This long trail used to be where water was brought to Manhattan from Westchester. Now it's a beautiful walking and biking path lined with all manner of edible weeds. Here are some of the autumn plants we can expect on this tour:
We'll certainly find plenty of field garlic, a member of the onion/garlic family that comes up in the spring and re-emerges in the fall. Use the leaves like chives, and the bulbs like onions.
Garlic mustard is a strong-flavored green, perfect in Garlic Mustard Pesto, that will add zing to any salad or cooked grain or vegetable dish. The pungent, horseradish-flavored roots are also in season at this time of the year.

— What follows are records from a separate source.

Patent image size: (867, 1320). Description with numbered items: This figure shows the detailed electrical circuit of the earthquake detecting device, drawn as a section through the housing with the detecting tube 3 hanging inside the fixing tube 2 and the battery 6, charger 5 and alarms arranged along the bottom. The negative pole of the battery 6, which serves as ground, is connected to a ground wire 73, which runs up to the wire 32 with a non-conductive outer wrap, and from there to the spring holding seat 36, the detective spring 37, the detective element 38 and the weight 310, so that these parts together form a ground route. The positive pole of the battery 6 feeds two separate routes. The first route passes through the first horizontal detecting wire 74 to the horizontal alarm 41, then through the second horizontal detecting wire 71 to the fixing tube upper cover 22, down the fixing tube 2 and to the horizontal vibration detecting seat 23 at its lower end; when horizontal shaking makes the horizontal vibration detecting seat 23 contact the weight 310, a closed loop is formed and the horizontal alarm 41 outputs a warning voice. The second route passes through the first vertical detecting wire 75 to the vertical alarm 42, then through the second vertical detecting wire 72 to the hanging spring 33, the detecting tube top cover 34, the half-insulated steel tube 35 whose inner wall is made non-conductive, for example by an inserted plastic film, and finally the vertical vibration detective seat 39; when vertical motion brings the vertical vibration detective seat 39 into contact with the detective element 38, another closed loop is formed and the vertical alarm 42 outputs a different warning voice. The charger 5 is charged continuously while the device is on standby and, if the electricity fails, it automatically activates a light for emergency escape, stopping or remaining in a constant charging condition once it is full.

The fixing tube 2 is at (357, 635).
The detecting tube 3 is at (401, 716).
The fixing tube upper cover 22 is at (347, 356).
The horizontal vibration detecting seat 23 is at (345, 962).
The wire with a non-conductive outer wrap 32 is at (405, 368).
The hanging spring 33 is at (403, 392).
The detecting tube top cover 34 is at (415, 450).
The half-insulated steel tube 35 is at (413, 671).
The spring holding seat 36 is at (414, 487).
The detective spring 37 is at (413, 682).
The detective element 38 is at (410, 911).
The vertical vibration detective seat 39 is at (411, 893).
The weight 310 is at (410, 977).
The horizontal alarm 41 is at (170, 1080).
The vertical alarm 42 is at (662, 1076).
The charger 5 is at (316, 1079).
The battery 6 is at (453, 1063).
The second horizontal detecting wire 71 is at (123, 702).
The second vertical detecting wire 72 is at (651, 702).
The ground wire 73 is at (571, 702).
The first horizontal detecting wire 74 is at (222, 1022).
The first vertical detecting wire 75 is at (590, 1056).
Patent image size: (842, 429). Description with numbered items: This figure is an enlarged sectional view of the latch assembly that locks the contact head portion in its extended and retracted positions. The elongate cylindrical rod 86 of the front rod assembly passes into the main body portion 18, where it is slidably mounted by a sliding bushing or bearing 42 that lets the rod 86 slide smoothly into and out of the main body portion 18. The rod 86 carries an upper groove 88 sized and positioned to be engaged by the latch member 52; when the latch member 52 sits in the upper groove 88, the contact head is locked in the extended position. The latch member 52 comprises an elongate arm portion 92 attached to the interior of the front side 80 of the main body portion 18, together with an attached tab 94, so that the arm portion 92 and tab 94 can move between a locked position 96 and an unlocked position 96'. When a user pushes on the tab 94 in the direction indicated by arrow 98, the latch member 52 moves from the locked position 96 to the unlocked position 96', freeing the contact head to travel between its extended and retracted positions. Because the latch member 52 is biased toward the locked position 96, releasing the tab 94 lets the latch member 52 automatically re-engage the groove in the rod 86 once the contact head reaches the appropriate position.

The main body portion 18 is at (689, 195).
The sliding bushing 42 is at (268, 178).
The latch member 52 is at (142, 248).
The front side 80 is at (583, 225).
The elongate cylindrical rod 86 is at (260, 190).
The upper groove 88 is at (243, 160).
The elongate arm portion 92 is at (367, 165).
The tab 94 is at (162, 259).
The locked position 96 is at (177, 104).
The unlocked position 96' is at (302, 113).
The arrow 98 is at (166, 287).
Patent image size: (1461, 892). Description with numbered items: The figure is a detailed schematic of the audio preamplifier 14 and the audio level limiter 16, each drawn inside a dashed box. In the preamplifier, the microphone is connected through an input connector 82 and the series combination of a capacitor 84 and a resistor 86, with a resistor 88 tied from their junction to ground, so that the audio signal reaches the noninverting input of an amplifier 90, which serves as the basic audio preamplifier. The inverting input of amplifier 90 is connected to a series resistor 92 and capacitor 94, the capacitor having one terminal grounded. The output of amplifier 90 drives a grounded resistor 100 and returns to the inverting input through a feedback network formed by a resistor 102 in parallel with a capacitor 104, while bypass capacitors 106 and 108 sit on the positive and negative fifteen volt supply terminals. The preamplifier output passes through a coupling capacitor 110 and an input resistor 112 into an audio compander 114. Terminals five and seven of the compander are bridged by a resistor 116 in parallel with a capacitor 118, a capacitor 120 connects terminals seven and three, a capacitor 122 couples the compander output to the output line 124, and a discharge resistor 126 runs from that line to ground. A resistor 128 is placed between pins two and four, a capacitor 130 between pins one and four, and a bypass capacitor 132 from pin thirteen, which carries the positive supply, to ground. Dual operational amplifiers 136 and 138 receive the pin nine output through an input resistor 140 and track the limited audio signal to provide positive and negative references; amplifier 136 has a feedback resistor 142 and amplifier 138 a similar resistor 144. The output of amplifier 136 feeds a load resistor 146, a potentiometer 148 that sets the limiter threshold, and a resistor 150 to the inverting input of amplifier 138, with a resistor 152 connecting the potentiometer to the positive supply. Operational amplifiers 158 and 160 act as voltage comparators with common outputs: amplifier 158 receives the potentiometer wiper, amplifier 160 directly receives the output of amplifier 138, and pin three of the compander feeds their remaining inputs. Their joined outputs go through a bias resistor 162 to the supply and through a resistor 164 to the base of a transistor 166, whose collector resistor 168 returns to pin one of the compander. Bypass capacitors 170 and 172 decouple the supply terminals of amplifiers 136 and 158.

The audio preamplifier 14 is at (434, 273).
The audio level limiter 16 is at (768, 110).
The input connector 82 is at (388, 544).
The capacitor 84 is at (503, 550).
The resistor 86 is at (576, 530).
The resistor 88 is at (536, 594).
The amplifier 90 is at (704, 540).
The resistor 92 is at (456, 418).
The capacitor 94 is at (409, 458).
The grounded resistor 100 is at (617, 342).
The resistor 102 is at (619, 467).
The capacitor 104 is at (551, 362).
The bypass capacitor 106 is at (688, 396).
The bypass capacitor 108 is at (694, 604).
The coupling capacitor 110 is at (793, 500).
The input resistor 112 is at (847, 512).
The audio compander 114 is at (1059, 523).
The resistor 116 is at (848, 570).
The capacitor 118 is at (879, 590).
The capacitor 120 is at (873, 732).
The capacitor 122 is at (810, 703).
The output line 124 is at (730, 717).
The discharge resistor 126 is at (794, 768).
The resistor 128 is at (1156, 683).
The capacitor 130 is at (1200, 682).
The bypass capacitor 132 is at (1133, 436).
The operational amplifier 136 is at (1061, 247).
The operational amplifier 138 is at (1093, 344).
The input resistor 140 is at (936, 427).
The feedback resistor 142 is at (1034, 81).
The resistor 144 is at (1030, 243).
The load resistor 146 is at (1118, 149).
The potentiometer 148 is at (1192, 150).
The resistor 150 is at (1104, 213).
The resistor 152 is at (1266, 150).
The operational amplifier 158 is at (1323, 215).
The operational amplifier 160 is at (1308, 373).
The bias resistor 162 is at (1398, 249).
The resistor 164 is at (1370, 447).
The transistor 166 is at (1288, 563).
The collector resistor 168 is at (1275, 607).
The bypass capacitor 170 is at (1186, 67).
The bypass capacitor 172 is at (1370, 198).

Delicate chickweed, with a flavor like corn on the cob, comes up in sunny areas. Spicy poor man's pepper, mild-flavored shepherd's purse, and sour-flavored sheep sorrel and wood sorrel will be around too. So will stinging nettles, a delicious, healthful spring potherb you must handle with gloves until cooking destroys the stinging hairs. And if someone's kind enough to volunteer to accidentally demonstrate how to get stung by this plant, we'll apply jewelweed (also effective against other skin irritations and insect bites, and a preventative for poison ivy), always common here to cure the sting.
Burdock, with a hearty, potato-flavored taproot, grows everywhere, and we're certain to find one location with soft soil where we'll be able to be able to dig it out easily.
Other roots we're likely to find in overgrown areas include peppery-flavored common evening primrose, and white, chewy wild carrots, the same plant that produces the familiar Queen Anne's Lace flower in the summer. We'll even get to compare it with its deadly look-alike, poison hemlock, the plant that killed Socrates.